Поехал я в город К. в эту же ночь, а к утреннему чаю был у моей матери. Там о жалобах к—ских крестьян на Дена и слуху нет. Спрашиваю матушку: «Не слыхали ли, как живут рахманские мужики?»
– Нет, мой друг, не слыхала, – говорит. – А впрочем, что им при Стюарте Яковлевиче!
– Может быть, – говорю, – он очень строг или горяч?
– В порядке, разумеется, спрашивает.
– Сечет, может, много?
– Что ты! что ты! Да у него и розог в помине нет! Кого если и секут, так на сходке, по мирской воле.
– Может быть, он какие-нибудь другие свои делишки неаккуратно ведет?

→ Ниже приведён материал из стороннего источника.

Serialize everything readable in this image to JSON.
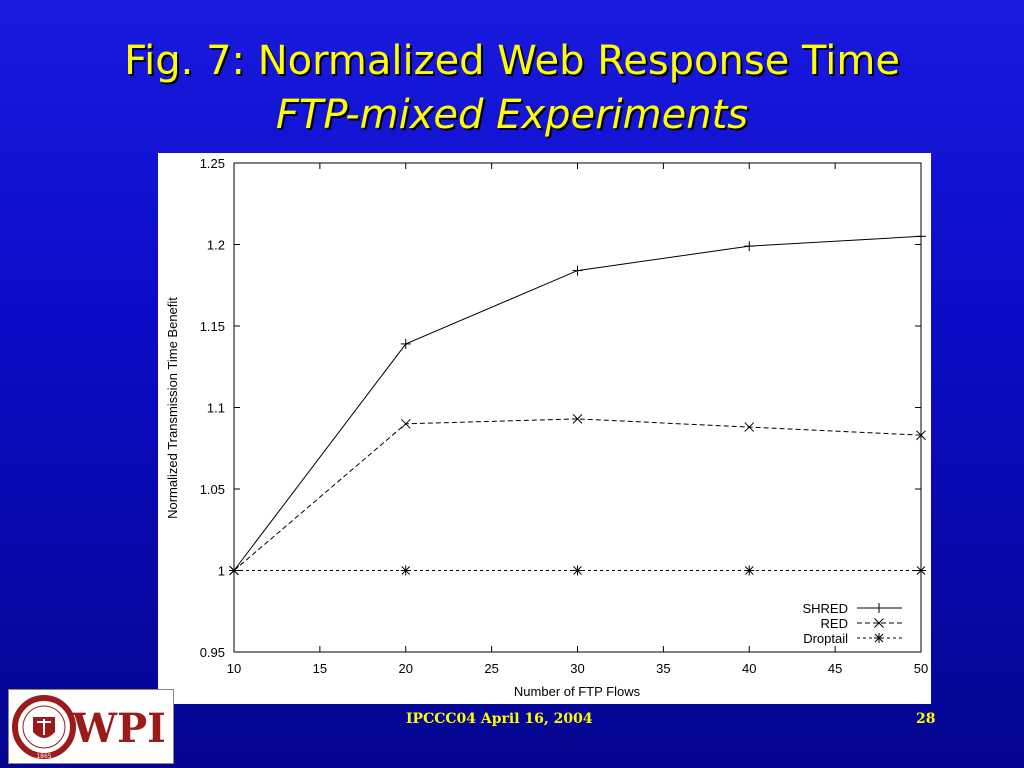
{
  "slide": {
    "title_line1": "Fig. 7: Normalized Web Response Time",
    "title_line2": "FTP-mixed Experiments",
    "footer": "IPCCC04  April 16, 2004",
    "page_number": "28",
    "logo_text": "WPI",
    "logo_ring_text": "WORCESTER POLYTECHNIC INSTITUTE",
    "logo_year": "1865"
  },
  "chart_data": {
    "type": "line",
    "title": "",
    "xlabel": "Number of FTP Flows",
    "ylabel": "Normalized Transmission Time Benefit",
    "xlim": [
      10,
      50
    ],
    "ylim": [
      0.95,
      1.25
    ],
    "xticks": [
      10,
      15,
      20,
      25,
      30,
      35,
      40,
      45,
      50
    ],
    "yticks": [
      0.95,
      1,
      1.05,
      1.1,
      1.15,
      1.2,
      1.25
    ],
    "ytick_labels": [
      "0.95",
      "1",
      "1.05",
      "1.1",
      "1.15",
      "1.2",
      "1.25"
    ],
    "grid": false,
    "legend_position": "bottom-right",
    "x": [
      10,
      20,
      30,
      40,
      50
    ],
    "series": [
      {
        "name": "SHRED",
        "values": [
          1.0,
          1.139,
          1.184,
          1.199,
          1.205
        ],
        "marker": "plus",
        "dash": "solid",
        "color": "#000000"
      },
      {
        "name": "RED",
        "values": [
          1.0,
          1.09,
          1.093,
          1.088,
          1.083
        ],
        "marker": "x",
        "dash": "dashed",
        "color": "#000000"
      },
      {
        "name": "Droptail",
        "values": [
          1.0,
          1.0,
          1.0,
          1.0,
          1.0
        ],
        "marker": "star",
        "dash": "dotted",
        "color": "#000000"
      }
    ]
  }
}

– Что ты начать-то хочешь?
– Как, говорю, – он к красненьким повязочкам равнодушен ли?
– О, полно, сделай милость, – проговорила мать и плюнула.
– Да вы чего, матушка, сердитесь-то?
– Да что ж ты глупости говоришь!
– Отчего же глупости? Ведь это бывает.
– Подумай сам: ведь он женатый!
– Да ведь, родная, – говорю, – иной раз и женатому невесть что хуже холостого снится.
– Эй! поди ты! – опять крикнула мать, плохо скрывая свою улыбку.